Systemd has a Mount unit configuration that manages system mounts.

> or direct network connections to the right nodes

The same way K8s does... use some other load balancer. Most people use cloud load balancers pointed at an Ingress (Nginx & IPTables) or NodePort. The latter would simply be an Nginx service (Ingress) listening on port 80/443 and load-balancing to all the other nodes that the service was on, which you can get by having the services send Nginx an update when they start via dynamic config.

> How do you migrate physical hosts without downtime?

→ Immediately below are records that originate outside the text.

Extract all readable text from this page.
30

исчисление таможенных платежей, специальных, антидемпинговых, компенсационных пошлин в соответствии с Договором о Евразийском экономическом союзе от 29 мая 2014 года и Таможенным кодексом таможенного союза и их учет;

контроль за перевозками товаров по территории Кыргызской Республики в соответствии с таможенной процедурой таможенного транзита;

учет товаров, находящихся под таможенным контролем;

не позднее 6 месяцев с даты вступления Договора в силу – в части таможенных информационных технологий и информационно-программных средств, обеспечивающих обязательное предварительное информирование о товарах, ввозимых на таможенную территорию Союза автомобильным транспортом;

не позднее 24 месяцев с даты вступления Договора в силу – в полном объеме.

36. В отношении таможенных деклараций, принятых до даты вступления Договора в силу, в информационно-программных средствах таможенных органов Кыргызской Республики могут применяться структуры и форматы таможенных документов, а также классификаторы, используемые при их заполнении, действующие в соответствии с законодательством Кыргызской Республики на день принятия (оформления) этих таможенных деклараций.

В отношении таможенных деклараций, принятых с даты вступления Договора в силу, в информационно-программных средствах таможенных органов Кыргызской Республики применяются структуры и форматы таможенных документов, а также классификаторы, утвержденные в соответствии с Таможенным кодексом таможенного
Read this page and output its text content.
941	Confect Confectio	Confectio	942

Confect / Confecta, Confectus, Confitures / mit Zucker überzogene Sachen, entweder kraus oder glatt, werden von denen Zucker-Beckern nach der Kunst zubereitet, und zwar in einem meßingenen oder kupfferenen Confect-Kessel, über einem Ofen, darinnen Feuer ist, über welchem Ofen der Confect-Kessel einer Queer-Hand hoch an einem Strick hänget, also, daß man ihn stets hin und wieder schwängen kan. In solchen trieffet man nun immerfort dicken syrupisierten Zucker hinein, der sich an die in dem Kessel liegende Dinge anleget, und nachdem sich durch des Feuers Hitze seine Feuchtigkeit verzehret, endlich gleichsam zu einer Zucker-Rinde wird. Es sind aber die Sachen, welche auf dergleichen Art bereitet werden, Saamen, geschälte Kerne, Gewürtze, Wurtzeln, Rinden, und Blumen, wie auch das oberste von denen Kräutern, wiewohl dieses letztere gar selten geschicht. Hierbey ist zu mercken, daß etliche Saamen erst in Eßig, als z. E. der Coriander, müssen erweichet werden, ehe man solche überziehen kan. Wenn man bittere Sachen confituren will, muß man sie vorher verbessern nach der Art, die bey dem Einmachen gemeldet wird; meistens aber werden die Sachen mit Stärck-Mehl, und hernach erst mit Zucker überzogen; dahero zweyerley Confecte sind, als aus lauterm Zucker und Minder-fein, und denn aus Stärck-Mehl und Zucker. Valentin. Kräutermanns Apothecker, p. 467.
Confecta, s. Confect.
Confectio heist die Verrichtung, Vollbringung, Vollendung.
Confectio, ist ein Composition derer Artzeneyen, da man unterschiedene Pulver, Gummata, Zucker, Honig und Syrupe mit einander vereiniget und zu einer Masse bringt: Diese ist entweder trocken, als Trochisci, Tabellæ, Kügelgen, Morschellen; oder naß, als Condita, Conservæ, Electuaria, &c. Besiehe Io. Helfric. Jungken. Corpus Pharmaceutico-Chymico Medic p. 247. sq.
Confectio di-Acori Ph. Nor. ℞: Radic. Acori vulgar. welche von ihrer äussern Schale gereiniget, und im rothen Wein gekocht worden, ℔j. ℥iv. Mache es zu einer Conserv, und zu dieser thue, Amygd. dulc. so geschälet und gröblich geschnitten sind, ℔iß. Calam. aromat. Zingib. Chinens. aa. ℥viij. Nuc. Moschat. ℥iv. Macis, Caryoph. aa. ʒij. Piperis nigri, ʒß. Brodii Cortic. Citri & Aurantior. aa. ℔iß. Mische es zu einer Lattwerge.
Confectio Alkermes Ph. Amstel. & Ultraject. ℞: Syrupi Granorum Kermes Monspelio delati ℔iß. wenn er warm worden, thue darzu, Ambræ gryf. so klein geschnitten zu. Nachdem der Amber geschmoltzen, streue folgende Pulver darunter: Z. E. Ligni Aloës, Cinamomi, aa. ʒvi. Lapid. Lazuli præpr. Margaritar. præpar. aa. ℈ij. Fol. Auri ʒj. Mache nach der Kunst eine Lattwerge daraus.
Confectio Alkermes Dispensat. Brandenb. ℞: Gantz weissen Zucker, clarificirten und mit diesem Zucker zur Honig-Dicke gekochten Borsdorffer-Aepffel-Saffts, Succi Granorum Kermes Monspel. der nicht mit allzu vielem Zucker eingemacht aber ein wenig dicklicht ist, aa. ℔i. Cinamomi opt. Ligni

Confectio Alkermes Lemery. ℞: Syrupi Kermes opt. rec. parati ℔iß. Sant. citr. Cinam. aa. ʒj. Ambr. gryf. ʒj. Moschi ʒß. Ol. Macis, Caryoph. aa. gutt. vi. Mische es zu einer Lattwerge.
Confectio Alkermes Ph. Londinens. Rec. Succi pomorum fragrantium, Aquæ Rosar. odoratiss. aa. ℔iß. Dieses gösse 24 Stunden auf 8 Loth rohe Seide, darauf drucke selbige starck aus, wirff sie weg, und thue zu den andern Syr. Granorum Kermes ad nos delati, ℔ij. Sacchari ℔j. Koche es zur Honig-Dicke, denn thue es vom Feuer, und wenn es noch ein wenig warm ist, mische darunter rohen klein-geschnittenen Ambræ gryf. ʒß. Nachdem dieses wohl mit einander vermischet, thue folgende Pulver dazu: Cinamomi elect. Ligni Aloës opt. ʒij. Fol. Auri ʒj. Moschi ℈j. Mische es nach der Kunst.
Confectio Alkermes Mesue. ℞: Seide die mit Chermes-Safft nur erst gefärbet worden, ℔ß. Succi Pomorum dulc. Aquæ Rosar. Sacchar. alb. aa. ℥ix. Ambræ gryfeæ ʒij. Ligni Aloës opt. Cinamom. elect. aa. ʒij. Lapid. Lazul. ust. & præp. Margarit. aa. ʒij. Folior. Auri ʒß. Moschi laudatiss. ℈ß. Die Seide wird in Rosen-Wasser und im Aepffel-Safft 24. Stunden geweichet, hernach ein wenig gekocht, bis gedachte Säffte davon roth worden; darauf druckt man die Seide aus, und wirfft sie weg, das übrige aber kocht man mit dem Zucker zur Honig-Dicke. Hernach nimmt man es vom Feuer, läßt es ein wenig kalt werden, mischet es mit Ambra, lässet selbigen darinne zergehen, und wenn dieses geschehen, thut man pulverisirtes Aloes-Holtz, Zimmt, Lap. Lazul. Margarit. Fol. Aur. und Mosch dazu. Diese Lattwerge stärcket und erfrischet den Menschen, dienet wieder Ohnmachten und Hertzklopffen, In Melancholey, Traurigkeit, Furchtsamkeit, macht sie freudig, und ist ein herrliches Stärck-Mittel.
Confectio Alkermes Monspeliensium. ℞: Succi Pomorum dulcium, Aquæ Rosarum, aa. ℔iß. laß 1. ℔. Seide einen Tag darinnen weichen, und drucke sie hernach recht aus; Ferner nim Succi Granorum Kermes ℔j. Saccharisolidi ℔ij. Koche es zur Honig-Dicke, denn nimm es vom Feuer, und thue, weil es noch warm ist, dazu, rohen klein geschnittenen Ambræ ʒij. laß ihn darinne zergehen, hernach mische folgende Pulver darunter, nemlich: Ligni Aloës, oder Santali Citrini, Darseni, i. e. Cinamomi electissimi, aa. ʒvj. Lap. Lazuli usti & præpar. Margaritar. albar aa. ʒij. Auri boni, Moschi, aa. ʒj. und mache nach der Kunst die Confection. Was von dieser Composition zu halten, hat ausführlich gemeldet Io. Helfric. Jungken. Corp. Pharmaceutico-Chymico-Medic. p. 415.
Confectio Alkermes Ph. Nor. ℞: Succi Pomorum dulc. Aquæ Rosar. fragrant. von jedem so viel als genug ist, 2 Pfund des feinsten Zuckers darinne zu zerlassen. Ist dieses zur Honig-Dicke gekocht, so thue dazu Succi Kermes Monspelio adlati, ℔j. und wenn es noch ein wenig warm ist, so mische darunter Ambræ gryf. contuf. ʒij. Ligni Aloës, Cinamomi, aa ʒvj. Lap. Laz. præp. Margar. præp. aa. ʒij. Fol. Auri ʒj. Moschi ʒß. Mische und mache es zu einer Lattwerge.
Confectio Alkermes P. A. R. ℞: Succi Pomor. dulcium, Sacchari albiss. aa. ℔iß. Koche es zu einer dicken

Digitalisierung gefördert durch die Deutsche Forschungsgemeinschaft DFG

The same way K8s does.... stop the services on the node, remove the node, add a new node, start the services. The load balancer sends connections to the other node until services are responding on the new node.



> The same way K8s does... it doesn't. K8s management nodes just stop scheduling anything until the worker nodes are back

This is not entirely accurate. K8s makes it possible to structure your cluster in such a way that it can tolerate certain kinds of network partitions. In particular, as long as:

* there is a majority of etcd nodes that can talk to each other

* there is at least one instance of each of the other important daemons (e.g. the scheduler) that can talk to the etcd quorum

then the control plane can keep running. So the cluster administrator can control the level of fault-tolerance by deciding how many instances of those services to run, and where. For instance, if you put 3 etcd's and 2 schedulers in different racks, then the cluster can continue scheduling new pods even if an entire rack goes down.

If you assign the responsibility for your cluster to a single "parent" node, you're inherently introducing a point of failure at that node. To avoid that point of failure, you have to offload the state to a replicated data store -- which is exactly what K8s does, and which leads to many of the other design decisions that people call "complicated".